One observation I’ve made from being involved in running several different consultations on different subjects relating to discipleship over the past few years is that when you ask: ‘what would enable us to do this [whatever it is] better’, four areas of response often re-emerge.

1. the importance of creating spaces – if you think something is important, somewhere along the line, either individually or collectively, you have to give time and space to address it

2. the importance of changing the culture, systems and processes of your organisation, to prioritise and embed into the structures that thing which you are trying to do better.  In other words, to integrate the vision and reality of your community or organisation

3. the importance of finding, modelling and celebrating examples of prophetic action.  Care should be taken not to make people feel guilty for what they are not doing; but at its best, a model or a good story can provide inspiration for further action

4. the importance of rooting and expressing the new thing you want to do better in prayer and worship.  Worship is and should be so central to what we do as Church, and whatever we think is important needs to be brought to God in worship.  More prosaically, it’s clear that much incidental learning occurs through collective prayer and worship, and when we gather to sing and pray this gives clues to Christian discipleship.  The question is what sorts of clues are being given.

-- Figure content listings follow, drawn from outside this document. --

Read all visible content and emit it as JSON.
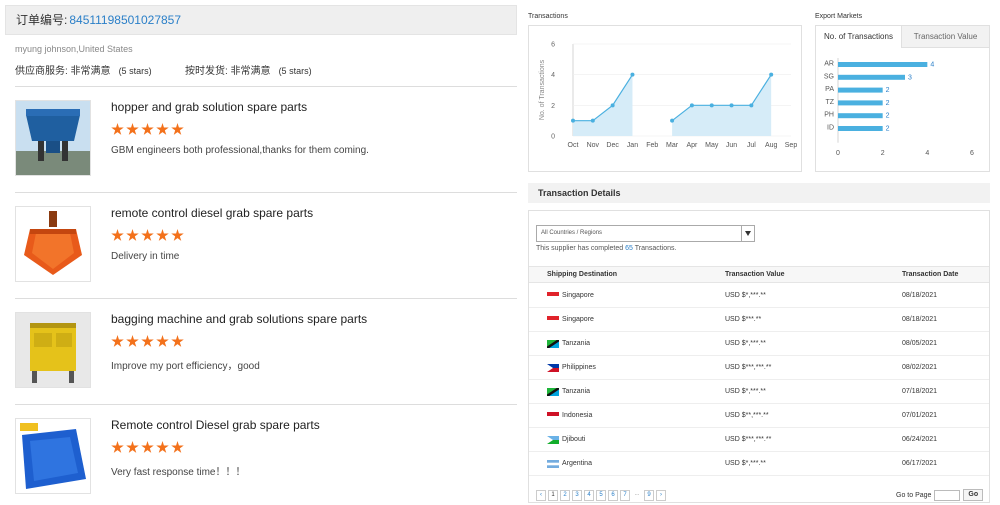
{
  "order": {
    "label": "订单编号:",
    "number": "84511198501027857"
  },
  "reviewer": "myung johnson,United States",
  "ratings": [
    {
      "label": "供应商服务: 非常满意",
      "stars": "(5 stars)"
    },
    {
      "label": "按时发货: 非常满意",
      "stars": "(5 stars)"
    }
  ],
  "reviews": [
    {
      "title": "hopper and grab solution spare parts",
      "stars": 5,
      "comment": "GBM engineers both professional,thanks for them coming."
    },
    {
      "title": "remote control diesel grab spare parts",
      "stars": 5,
      "comment": "Delivery in time"
    },
    {
      "title": "bagging machine and grab solutions spare parts",
      "stars": 5,
      "comment": "Improve my port efficiency，good"
    },
    {
      "title": "Remote control Diesel grab spare parts",
      "stars": 5,
      "comment": "Very fast response time！！！"
    }
  ],
  "transactions_label": "Transactions",
  "export_label": "Export Markets",
  "chart_data": [
    {
      "type": "line",
      "title": "Transactions",
      "ylabel": "No. of Transactions",
      "x": [
        "Oct",
        "Nov",
        "Dec",
        "Jan",
        "Feb",
        "Mar",
        "Apr",
        "May",
        "Jun",
        "Jul",
        "Aug",
        "Sep"
      ],
      "series": [
        {
          "values": [
            1,
            1,
            2,
            4,
            null,
            1,
            2,
            2,
            2,
            2,
            4,
            null
          ]
        }
      ],
      "ylim": [
        0,
        6
      ],
      "yticks": [
        0,
        2,
        4,
        6
      ],
      "grid": true
    },
    {
      "type": "bar",
      "orientation": "horizontal",
      "categories": [
        "AR",
        "SG",
        "PA",
        "TZ",
        "PH",
        "ID"
      ],
      "values": [
        4,
        3,
        2,
        2,
        2,
        2
      ],
      "xlim": [
        0,
        6
      ],
      "xticks": [
        0,
        2,
        4,
        6
      ],
      "color": "#4ab0e0"
    }
  ],
  "export_tabs": {
    "active": "No. of Transactions",
    "inactive": "Transaction Value"
  },
  "details": {
    "header": "Transaction Details",
    "select_value": "All Countries / Regions",
    "completed_prefix": "This supplier has completed",
    "completed_count": "65",
    "completed_suffix": "Transactions.",
    "columns": [
      "Shipping Destination",
      "Transaction Value",
      "Transaction Date"
    ],
    "rows": [
      {
        "flag": "sg",
        "dest": "Singapore",
        "value": "USD $*,***.**",
        "date": "08/18/2021"
      },
      {
        "flag": "sg",
        "dest": "Singapore",
        "value": "USD $***.**",
        "date": "08/18/2021"
      },
      {
        "flag": "tz",
        "dest": "Tanzania",
        "value": "USD $*,***.**",
        "date": "08/05/2021"
      },
      {
        "flag": "ph",
        "dest": "Philippines",
        "value": "USD $***,***.**",
        "date": "08/02/2021"
      },
      {
        "flag": "tz",
        "dest": "Tanzania",
        "value": "USD $*,***.**",
        "date": "07/18/2021"
      },
      {
        "flag": "id",
        "dest": "Indonesia",
        "value": "USD $**,***.**",
        "date": "07/01/2021"
      },
      {
        "flag": "dj",
        "dest": "Djibouti",
        "value": "USD $***,***.**",
        "date": "06/24/2021"
      },
      {
        "flag": "ar",
        "dest": "Argentina",
        "value": "USD $*,***.**",
        "date": "06/17/2021"
      }
    ],
    "pager": [
      "‹",
      "1",
      "2",
      "3",
      "4",
      "5",
      "6",
      "7",
      "...",
      "9",
      "›"
    ],
    "goto_label": "Go to Page",
    "go_button": "Go"
  },
  "colors": {
    "accent": "#2a7fc8",
    "star": "#f3711b",
    "line": "#4ab0e0",
    "area": "#d6ecf8"
  }
}
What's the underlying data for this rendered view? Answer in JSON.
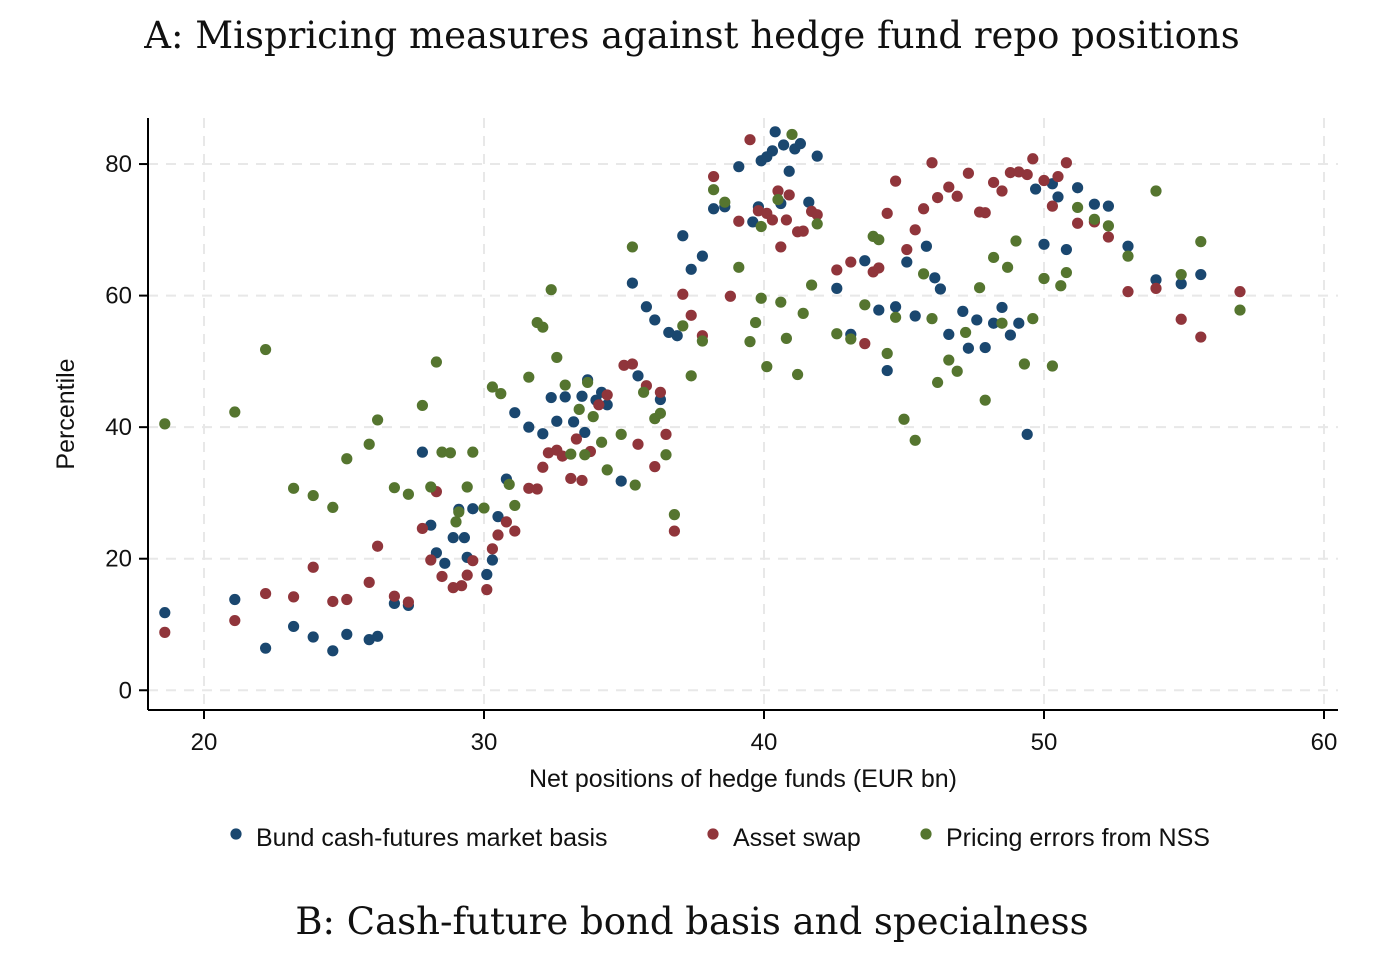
{
  "titles": {
    "panel_a": "A: Mispricing measures against hedge fund repo positions",
    "panel_b": "B: Cash-future bond basis and specialness"
  },
  "chart_data": {
    "type": "scatter",
    "title": "A: Mispricing measures against hedge fund repo positions",
    "xlabel": "Net positions of hedge funds (EUR bn)",
    "ylabel": "Percentile",
    "xlim": [
      18,
      60.5
    ],
    "ylim": [
      -3,
      87
    ],
    "xticks": [
      20,
      30,
      40,
      50,
      60
    ],
    "yticks": [
      0,
      20,
      40,
      60,
      80
    ],
    "grid": true,
    "legend": "bottom",
    "series": [
      {
        "name": "Bund cash-futures market basis",
        "color": "#1a476f",
        "points": [
          [
            18.6,
            11.8
          ],
          [
            21.1,
            13.8
          ],
          [
            22.2,
            6.4
          ],
          [
            23.2,
            9.7
          ],
          [
            23.9,
            8.1
          ],
          [
            24.6,
            6.0
          ],
          [
            25.1,
            8.5
          ],
          [
            25.9,
            7.7
          ],
          [
            26.2,
            8.2
          ],
          [
            26.8,
            13.2
          ],
          [
            27.3,
            12.9
          ],
          [
            27.8,
            36.2
          ],
          [
            28.1,
            25.1
          ],
          [
            28.3,
            20.9
          ],
          [
            28.6,
            19.3
          ],
          [
            28.9,
            23.2
          ],
          [
            29.1,
            27.5
          ],
          [
            29.3,
            23.2
          ],
          [
            29.4,
            20.2
          ],
          [
            29.6,
            27.6
          ],
          [
            30.1,
            17.6
          ],
          [
            30.3,
            19.8
          ],
          [
            30.5,
            26.4
          ],
          [
            30.8,
            32.1
          ],
          [
            31.1,
            42.2
          ],
          [
            31.6,
            40.0
          ],
          [
            32.1,
            39.0
          ],
          [
            32.4,
            44.5
          ],
          [
            32.6,
            40.9
          ],
          [
            32.9,
            44.6
          ],
          [
            33.2,
            40.8
          ],
          [
            33.5,
            44.7
          ],
          [
            33.6,
            39.2
          ],
          [
            33.7,
            47.2
          ],
          [
            34.0,
            44.1
          ],
          [
            34.2,
            45.3
          ],
          [
            34.4,
            43.4
          ],
          [
            34.9,
            31.8
          ],
          [
            35.3,
            61.9
          ],
          [
            35.5,
            47.8
          ],
          [
            35.8,
            58.3
          ],
          [
            36.1,
            56.3
          ],
          [
            36.3,
            44.2
          ],
          [
            36.6,
            54.4
          ],
          [
            36.9,
            53.9
          ],
          [
            37.1,
            69.1
          ],
          [
            37.4,
            64.0
          ],
          [
            37.8,
            66.0
          ],
          [
            38.2,
            73.2
          ],
          [
            38.6,
            73.5
          ],
          [
            39.1,
            79.6
          ],
          [
            39.6,
            71.2
          ],
          [
            39.8,
            73.5
          ],
          [
            39.9,
            80.5
          ],
          [
            40.1,
            81.1
          ],
          [
            40.3,
            82.0
          ],
          [
            40.4,
            84.9
          ],
          [
            40.6,
            74.0
          ],
          [
            40.7,
            82.9
          ],
          [
            40.9,
            78.9
          ],
          [
            41.1,
            82.3
          ],
          [
            41.3,
            83.1
          ],
          [
            41.6,
            74.2
          ],
          [
            41.9,
            81.2
          ],
          [
            42.6,
            61.1
          ],
          [
            43.1,
            54.1
          ],
          [
            43.6,
            65.3
          ],
          [
            44.1,
            57.8
          ],
          [
            44.4,
            48.6
          ],
          [
            44.7,
            58.3
          ],
          [
            45.1,
            65.1
          ],
          [
            45.4,
            56.9
          ],
          [
            45.8,
            67.5
          ],
          [
            46.1,
            62.7
          ],
          [
            46.3,
            61.0
          ],
          [
            46.6,
            54.1
          ],
          [
            47.1,
            57.6
          ],
          [
            47.3,
            52.0
          ],
          [
            47.6,
            56.3
          ],
          [
            47.9,
            52.1
          ],
          [
            48.2,
            55.8
          ],
          [
            48.5,
            58.2
          ],
          [
            48.8,
            54.0
          ],
          [
            49.1,
            55.8
          ],
          [
            49.4,
            38.9
          ],
          [
            49.7,
            76.2
          ],
          [
            50.0,
            67.8
          ],
          [
            50.3,
            77.0
          ],
          [
            50.5,
            75.0
          ],
          [
            50.8,
            67.0
          ],
          [
            51.2,
            76.4
          ],
          [
            51.8,
            73.9
          ],
          [
            52.3,
            73.6
          ],
          [
            53.0,
            67.5
          ],
          [
            54.0,
            62.4
          ],
          [
            54.9,
            61.8
          ],
          [
            55.6,
            63.2
          ]
        ]
      },
      {
        "name": "Asset swap",
        "color": "#90353b",
        "points": [
          [
            18.6,
            8.8
          ],
          [
            21.1,
            10.6
          ],
          [
            22.2,
            14.7
          ],
          [
            23.2,
            14.2
          ],
          [
            23.9,
            18.7
          ],
          [
            24.6,
            13.5
          ],
          [
            25.1,
            13.8
          ],
          [
            25.9,
            16.4
          ],
          [
            26.2,
            21.9
          ],
          [
            26.8,
            14.3
          ],
          [
            27.3,
            13.4
          ],
          [
            27.8,
            24.6
          ],
          [
            28.1,
            19.8
          ],
          [
            28.3,
            30.2
          ],
          [
            28.5,
            17.3
          ],
          [
            28.9,
            15.6
          ],
          [
            29.2,
            15.9
          ],
          [
            29.4,
            17.5
          ],
          [
            29.6,
            19.7
          ],
          [
            30.1,
            15.3
          ],
          [
            30.3,
            21.5
          ],
          [
            30.5,
            23.6
          ],
          [
            30.8,
            25.6
          ],
          [
            31.1,
            24.2
          ],
          [
            31.6,
            30.7
          ],
          [
            31.9,
            30.6
          ],
          [
            32.1,
            33.9
          ],
          [
            32.3,
            36.1
          ],
          [
            32.6,
            36.5
          ],
          [
            32.8,
            35.6
          ],
          [
            33.1,
            32.2
          ],
          [
            33.3,
            38.2
          ],
          [
            33.5,
            31.9
          ],
          [
            33.8,
            36.3
          ],
          [
            34.1,
            43.4
          ],
          [
            34.4,
            44.9
          ],
          [
            35.0,
            49.4
          ],
          [
            35.3,
            49.6
          ],
          [
            35.5,
            37.4
          ],
          [
            35.8,
            46.3
          ],
          [
            36.1,
            34.0
          ],
          [
            36.3,
            45.3
          ],
          [
            36.5,
            38.9
          ],
          [
            36.8,
            24.2
          ],
          [
            37.1,
            60.2
          ],
          [
            37.4,
            57.0
          ],
          [
            37.8,
            53.9
          ],
          [
            38.2,
            78.1
          ],
          [
            38.8,
            59.9
          ],
          [
            39.1,
            71.3
          ],
          [
            39.5,
            83.7
          ],
          [
            39.8,
            72.9
          ],
          [
            40.1,
            72.5
          ],
          [
            40.3,
            71.5
          ],
          [
            40.5,
            75.9
          ],
          [
            40.6,
            67.4
          ],
          [
            40.8,
            71.5
          ],
          [
            40.9,
            75.3
          ],
          [
            41.2,
            69.7
          ],
          [
            41.4,
            69.8
          ],
          [
            41.7,
            72.8
          ],
          [
            41.9,
            72.3
          ],
          [
            42.6,
            63.9
          ],
          [
            43.1,
            65.1
          ],
          [
            43.6,
            52.7
          ],
          [
            43.9,
            63.6
          ],
          [
            44.1,
            64.2
          ],
          [
            44.4,
            72.5
          ],
          [
            44.7,
            77.4
          ],
          [
            45.1,
            67.0
          ],
          [
            45.4,
            70.0
          ],
          [
            45.7,
            73.2
          ],
          [
            46.0,
            80.2
          ],
          [
            46.2,
            74.9
          ],
          [
            46.6,
            76.5
          ],
          [
            46.9,
            75.1
          ],
          [
            47.3,
            78.6
          ],
          [
            47.7,
            72.7
          ],
          [
            47.9,
            72.6
          ],
          [
            48.2,
            77.2
          ],
          [
            48.5,
            75.9
          ],
          [
            48.8,
            78.7
          ],
          [
            49.1,
            78.8
          ],
          [
            49.4,
            78.4
          ],
          [
            49.6,
            80.8
          ],
          [
            50.0,
            77.5
          ],
          [
            50.3,
            73.6
          ],
          [
            50.5,
            78.1
          ],
          [
            50.8,
            80.2
          ],
          [
            51.2,
            71.0
          ],
          [
            51.8,
            71.2
          ],
          [
            52.3,
            68.9
          ],
          [
            53.0,
            60.6
          ],
          [
            54.0,
            61.1
          ],
          [
            54.9,
            56.4
          ],
          [
            55.6,
            53.7
          ],
          [
            57.0,
            60.6
          ]
        ]
      },
      {
        "name": "Pricing errors from NSS",
        "color": "#55752f",
        "points": [
          [
            18.6,
            40.5
          ],
          [
            21.1,
            42.3
          ],
          [
            22.2,
            51.8
          ],
          [
            23.2,
            30.7
          ],
          [
            23.9,
            29.6
          ],
          [
            24.6,
            27.8
          ],
          [
            25.1,
            35.2
          ],
          [
            25.9,
            37.4
          ],
          [
            26.2,
            41.1
          ],
          [
            26.8,
            30.8
          ],
          [
            27.3,
            29.8
          ],
          [
            27.8,
            43.3
          ],
          [
            28.1,
            30.9
          ],
          [
            28.3,
            49.9
          ],
          [
            28.5,
            36.2
          ],
          [
            28.8,
            36.1
          ],
          [
            29.0,
            25.6
          ],
          [
            29.1,
            27.1
          ],
          [
            29.4,
            30.9
          ],
          [
            29.6,
            36.2
          ],
          [
            30.0,
            27.7
          ],
          [
            30.3,
            46.1
          ],
          [
            30.6,
            45.1
          ],
          [
            30.9,
            31.3
          ],
          [
            31.1,
            28.1
          ],
          [
            31.6,
            47.6
          ],
          [
            31.9,
            55.9
          ],
          [
            32.1,
            55.2
          ],
          [
            32.4,
            60.9
          ],
          [
            32.6,
            50.6
          ],
          [
            32.9,
            46.4
          ],
          [
            33.1,
            35.9
          ],
          [
            33.4,
            42.7
          ],
          [
            33.6,
            35.8
          ],
          [
            33.7,
            46.8
          ],
          [
            33.9,
            41.6
          ],
          [
            34.2,
            37.7
          ],
          [
            34.4,
            33.5
          ],
          [
            34.9,
            38.9
          ],
          [
            35.3,
            67.4
          ],
          [
            35.4,
            31.2
          ],
          [
            35.7,
            45.3
          ],
          [
            36.1,
            41.3
          ],
          [
            36.3,
            42.1
          ],
          [
            36.5,
            35.8
          ],
          [
            36.8,
            26.7
          ],
          [
            37.1,
            55.4
          ],
          [
            37.4,
            47.8
          ],
          [
            37.8,
            53.1
          ],
          [
            38.2,
            76.1
          ],
          [
            38.6,
            74.2
          ],
          [
            39.1,
            64.3
          ],
          [
            39.5,
            53.0
          ],
          [
            39.7,
            55.9
          ],
          [
            39.9,
            70.5
          ],
          [
            39.9,
            59.6
          ],
          [
            40.1,
            49.2
          ],
          [
            40.5,
            74.6
          ],
          [
            40.6,
            59.0
          ],
          [
            40.8,
            53.5
          ],
          [
            41.0,
            84.5
          ],
          [
            41.2,
            48.0
          ],
          [
            41.4,
            57.3
          ],
          [
            41.7,
            61.6
          ],
          [
            41.9,
            70.9
          ],
          [
            42.6,
            54.2
          ],
          [
            43.1,
            53.4
          ],
          [
            43.6,
            58.6
          ],
          [
            43.9,
            69.0
          ],
          [
            44.1,
            68.5
          ],
          [
            44.4,
            51.2
          ],
          [
            44.7,
            56.7
          ],
          [
            45.0,
            41.2
          ],
          [
            45.4,
            38.0
          ],
          [
            45.7,
            63.3
          ],
          [
            46.0,
            56.5
          ],
          [
            46.2,
            46.8
          ],
          [
            46.6,
            50.2
          ],
          [
            46.9,
            48.5
          ],
          [
            47.2,
            54.4
          ],
          [
            47.7,
            61.2
          ],
          [
            47.9,
            44.1
          ],
          [
            48.2,
            65.8
          ],
          [
            48.5,
            55.8
          ],
          [
            48.7,
            64.3
          ],
          [
            49.0,
            68.3
          ],
          [
            49.3,
            49.6
          ],
          [
            49.6,
            56.5
          ],
          [
            50.0,
            62.6
          ],
          [
            50.3,
            49.3
          ],
          [
            50.6,
            61.5
          ],
          [
            50.8,
            63.5
          ],
          [
            51.2,
            73.4
          ],
          [
            51.8,
            71.6
          ],
          [
            52.3,
            70.6
          ],
          [
            53.0,
            66.0
          ],
          [
            54.0,
            75.9
          ],
          [
            54.9,
            63.2
          ],
          [
            55.6,
            68.2
          ],
          [
            57.0,
            57.8
          ]
        ]
      }
    ]
  }
}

I’m now getting to the stage where I’m pretty sure that each of these elements is important.  In some ways, each of these four elements has a parallel in organisational studies – the need to give time, space and attention to what matters, the need to mark, model and celebrate good practice, the need to align values and systems.  But there is also a sense in which looking beyond ‘the course’ and seeking to create a community which learns both intentionally and incidentally, throughout a whole range of activities and intelligences is much more faithful to what whole-life Christian discipleship is about.

I’m not sure if any of this is original thinking – there may well be books on church development which already explore these characteristics, and if there are I’d be interested to know about them.  However, if any of this does happen to be original, please acknowledge that you read it here first!